Sinn Fein's Martin McGuinness has expressed hope that his visit to First World War battlefields will be another step toward reconciliation in Ireland.
The former IRA commander and current Stormont Deputy First Minister laid a wreath as he paid tribute to fallen soldiers on a tour of Flanders in Belgium.
Mr McGuinness will travel on to France on Thursday to visit the Somme.
More than 2,500 soldiers from the 36th Ulster Division died in the first days of the Battle of the Somme in 1916 - and the battlefields continue to hold great significance for the unionist community in Northern Ireland.
While the 36th Ulster Division was largely unionist in make-up, thousands of nationalists saw action later in Battle of the Somme as part of the 16th Irish Division.
Mr McGuinness has declined an invite to attend the official ceremony to mark the centenary of the battle on July 1, claiming his presence had the potential to upset some participants.

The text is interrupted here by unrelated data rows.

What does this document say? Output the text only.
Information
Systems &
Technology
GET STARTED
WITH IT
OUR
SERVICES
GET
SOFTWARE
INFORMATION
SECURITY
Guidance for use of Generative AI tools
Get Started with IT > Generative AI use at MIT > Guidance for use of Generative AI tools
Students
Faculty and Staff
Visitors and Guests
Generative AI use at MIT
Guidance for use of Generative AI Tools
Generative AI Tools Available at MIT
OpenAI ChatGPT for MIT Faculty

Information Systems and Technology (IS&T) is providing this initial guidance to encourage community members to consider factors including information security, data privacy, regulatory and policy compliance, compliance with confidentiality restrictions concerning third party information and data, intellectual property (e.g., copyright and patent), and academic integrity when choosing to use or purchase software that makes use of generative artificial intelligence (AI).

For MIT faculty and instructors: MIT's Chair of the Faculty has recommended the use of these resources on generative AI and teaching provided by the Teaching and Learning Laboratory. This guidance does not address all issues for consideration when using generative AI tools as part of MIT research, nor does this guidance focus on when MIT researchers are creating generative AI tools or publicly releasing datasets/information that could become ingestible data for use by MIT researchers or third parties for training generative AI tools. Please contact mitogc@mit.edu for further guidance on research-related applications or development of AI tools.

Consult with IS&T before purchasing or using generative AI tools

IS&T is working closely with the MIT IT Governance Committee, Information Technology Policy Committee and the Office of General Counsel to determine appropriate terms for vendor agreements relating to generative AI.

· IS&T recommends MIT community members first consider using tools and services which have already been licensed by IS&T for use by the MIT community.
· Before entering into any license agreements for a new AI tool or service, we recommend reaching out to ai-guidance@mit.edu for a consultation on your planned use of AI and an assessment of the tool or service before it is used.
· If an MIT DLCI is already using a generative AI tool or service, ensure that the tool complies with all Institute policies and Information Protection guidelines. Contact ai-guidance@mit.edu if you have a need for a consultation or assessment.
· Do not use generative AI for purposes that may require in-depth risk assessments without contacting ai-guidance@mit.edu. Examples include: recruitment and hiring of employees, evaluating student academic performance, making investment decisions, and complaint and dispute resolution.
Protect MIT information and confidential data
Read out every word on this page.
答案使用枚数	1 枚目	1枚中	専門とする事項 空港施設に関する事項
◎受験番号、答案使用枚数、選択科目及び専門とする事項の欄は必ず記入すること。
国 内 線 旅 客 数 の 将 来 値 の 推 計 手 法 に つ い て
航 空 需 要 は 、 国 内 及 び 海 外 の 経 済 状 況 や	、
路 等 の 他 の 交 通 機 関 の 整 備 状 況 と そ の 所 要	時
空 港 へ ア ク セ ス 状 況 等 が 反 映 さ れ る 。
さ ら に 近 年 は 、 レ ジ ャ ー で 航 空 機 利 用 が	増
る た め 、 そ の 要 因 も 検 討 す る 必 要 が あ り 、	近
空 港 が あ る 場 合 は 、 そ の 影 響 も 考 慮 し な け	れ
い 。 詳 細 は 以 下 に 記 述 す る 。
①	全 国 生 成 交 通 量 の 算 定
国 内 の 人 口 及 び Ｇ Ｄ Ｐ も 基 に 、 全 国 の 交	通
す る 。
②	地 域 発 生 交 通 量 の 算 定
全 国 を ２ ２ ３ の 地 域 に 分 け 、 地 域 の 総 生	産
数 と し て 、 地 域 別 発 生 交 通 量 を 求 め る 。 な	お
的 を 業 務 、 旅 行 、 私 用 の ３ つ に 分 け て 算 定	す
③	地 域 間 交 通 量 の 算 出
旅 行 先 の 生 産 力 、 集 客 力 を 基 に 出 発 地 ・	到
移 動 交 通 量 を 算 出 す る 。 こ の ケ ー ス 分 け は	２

He said he hoped his visit ahead of next month's commemorations would help build a better future back home.
"Recently I have discovered that many republicans, including my colleague in the Executive Office, Conor Heaney - whose great grandfather was killed at the Somme, lost relatives during the First World War.
"I hope this visit is a further step towards reconciliation. It is an opportunity to remember the past in a mature way and to build a better future for everyone."
Sinn Fein vice president Mary Lou MacDonald and party chair Declan Kearney accompanied Mr McGuinness on his visit.